Una cosa, riguardo al futuro del modellismo è certa, a mio avviso: si costruisce con le mani e si crea con il cuore.
Chi vive nella mediocrità fa della menzogna la sua confortevole gabbia: il valore di un modellista si misura dalle cose che crea e dall'intensità con cui vive la propria passione e non certo dalle medaglie accumulate.


Tenetelo ben presente quindi: la costruzione è per tener su, l'Architettura è per commuovere.

Il modellismo è vivo e lo sarà finchè ci saranno modellisti come molti di noi che ispirano ad andare oltre; non sono certamente molti quelli che seguiranno perchè la faciloneria, il pressapochismo, gli hobbisti e gli oramai famosi copiatori seriali sono la odierna realtà e la fanno da padroni e, purtroppo, non si delinea un futuro migliore ma, non abbiamo il cuore per disperare: "noi" si va avanti in ciò in cui si crede, fino alla fine.

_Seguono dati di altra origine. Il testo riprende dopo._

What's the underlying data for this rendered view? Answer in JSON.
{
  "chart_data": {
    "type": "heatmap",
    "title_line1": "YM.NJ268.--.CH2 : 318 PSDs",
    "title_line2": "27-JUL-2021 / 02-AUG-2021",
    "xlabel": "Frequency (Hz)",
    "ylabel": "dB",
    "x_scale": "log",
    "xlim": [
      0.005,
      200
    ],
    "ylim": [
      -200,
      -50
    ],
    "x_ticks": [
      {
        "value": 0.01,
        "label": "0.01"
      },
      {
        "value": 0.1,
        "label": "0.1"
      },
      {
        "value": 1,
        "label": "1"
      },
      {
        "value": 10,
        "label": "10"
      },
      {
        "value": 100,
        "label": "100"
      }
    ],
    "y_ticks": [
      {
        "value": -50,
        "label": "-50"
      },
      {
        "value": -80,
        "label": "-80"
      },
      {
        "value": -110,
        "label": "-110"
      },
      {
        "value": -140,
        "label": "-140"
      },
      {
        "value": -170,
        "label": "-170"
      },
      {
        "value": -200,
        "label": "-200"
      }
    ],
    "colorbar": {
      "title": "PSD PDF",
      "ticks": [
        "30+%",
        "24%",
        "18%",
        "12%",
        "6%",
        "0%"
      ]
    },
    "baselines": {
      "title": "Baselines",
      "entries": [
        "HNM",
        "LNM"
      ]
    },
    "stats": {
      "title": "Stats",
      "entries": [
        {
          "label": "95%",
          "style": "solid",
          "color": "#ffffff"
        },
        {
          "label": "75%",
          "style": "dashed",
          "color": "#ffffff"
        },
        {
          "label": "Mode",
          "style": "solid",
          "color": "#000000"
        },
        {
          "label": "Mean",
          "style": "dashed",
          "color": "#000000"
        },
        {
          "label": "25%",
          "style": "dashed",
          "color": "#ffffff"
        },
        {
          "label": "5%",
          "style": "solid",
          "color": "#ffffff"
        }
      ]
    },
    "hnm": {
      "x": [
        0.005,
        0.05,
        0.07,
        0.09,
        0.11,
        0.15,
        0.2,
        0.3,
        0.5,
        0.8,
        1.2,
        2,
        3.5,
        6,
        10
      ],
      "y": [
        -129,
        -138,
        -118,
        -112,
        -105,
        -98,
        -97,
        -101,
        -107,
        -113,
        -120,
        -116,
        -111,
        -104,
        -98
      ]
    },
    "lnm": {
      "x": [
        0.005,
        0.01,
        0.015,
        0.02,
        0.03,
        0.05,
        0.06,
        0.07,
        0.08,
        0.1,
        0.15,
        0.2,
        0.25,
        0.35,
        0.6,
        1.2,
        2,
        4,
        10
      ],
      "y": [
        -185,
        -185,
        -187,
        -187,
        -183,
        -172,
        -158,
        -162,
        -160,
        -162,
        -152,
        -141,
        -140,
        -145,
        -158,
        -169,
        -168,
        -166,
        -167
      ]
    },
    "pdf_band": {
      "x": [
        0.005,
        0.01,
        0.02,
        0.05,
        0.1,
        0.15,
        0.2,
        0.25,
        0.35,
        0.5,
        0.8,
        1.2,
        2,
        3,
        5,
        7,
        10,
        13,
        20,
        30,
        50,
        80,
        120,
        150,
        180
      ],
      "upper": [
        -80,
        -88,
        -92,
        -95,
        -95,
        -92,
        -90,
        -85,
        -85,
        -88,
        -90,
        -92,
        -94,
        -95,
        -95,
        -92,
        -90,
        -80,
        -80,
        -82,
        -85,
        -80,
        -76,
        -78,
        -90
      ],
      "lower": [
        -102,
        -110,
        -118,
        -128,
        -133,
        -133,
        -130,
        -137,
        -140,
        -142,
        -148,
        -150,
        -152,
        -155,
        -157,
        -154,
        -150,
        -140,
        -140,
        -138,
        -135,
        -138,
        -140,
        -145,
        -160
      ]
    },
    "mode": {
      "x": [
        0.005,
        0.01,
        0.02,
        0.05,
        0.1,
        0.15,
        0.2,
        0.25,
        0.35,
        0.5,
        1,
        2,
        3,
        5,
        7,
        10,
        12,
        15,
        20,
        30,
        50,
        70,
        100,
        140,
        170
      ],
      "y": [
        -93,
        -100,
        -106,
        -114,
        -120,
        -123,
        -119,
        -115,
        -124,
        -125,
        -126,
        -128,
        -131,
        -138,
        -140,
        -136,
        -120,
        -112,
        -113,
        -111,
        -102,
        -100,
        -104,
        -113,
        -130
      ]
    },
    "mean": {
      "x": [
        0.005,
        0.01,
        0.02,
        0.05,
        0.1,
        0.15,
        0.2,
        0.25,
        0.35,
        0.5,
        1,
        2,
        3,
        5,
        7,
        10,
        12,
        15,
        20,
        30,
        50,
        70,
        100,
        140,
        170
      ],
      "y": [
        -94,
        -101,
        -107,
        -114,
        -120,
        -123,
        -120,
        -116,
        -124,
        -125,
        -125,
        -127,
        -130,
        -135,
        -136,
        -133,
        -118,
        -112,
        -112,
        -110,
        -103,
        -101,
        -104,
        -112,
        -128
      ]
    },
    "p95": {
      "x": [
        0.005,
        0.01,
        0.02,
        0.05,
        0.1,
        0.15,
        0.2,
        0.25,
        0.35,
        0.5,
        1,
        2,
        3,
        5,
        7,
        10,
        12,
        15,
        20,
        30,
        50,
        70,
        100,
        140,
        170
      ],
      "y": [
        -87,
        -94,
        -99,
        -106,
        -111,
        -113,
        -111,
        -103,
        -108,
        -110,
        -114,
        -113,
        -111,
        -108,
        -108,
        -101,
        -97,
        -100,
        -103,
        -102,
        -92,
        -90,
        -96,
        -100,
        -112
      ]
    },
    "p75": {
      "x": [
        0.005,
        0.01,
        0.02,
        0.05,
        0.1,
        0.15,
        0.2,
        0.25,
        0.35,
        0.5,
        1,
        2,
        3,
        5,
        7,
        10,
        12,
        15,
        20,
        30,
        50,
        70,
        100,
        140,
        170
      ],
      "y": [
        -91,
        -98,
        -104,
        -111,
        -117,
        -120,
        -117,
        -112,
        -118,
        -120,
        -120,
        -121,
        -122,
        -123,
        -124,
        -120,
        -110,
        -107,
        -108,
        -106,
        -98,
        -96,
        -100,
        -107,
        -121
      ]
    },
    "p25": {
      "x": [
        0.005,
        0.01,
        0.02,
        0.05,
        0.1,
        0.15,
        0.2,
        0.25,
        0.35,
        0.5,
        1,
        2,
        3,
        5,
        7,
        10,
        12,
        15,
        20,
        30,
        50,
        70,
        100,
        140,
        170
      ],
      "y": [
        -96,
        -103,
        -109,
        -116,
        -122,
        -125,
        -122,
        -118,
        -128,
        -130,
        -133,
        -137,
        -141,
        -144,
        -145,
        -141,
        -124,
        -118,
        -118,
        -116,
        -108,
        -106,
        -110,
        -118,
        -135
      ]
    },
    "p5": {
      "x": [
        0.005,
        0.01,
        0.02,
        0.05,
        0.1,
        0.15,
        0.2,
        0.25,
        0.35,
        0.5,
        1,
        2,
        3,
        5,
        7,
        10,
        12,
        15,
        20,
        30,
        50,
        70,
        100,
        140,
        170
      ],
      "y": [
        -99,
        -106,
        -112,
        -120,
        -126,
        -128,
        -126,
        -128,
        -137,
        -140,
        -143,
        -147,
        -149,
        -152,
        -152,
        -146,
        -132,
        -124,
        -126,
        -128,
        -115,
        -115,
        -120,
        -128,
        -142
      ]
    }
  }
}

Chi vive il modellismo con grande passione quindi credendoci e con mani, mente e cuore, ne farà la propria magia e dalla magia può venir fuori il meglio di colui che crea.

Buon proseguimento, buona navigazione e buon modellismo a tutti. Il futuro del modellismo 89496090



"Quando sei contento di essere semplicemente te stesso e non fai confronti e non competi, tutti ti rispetteranno. Preoccupati di quello che gli altri pensano e sarai sempre il loro prigioniero."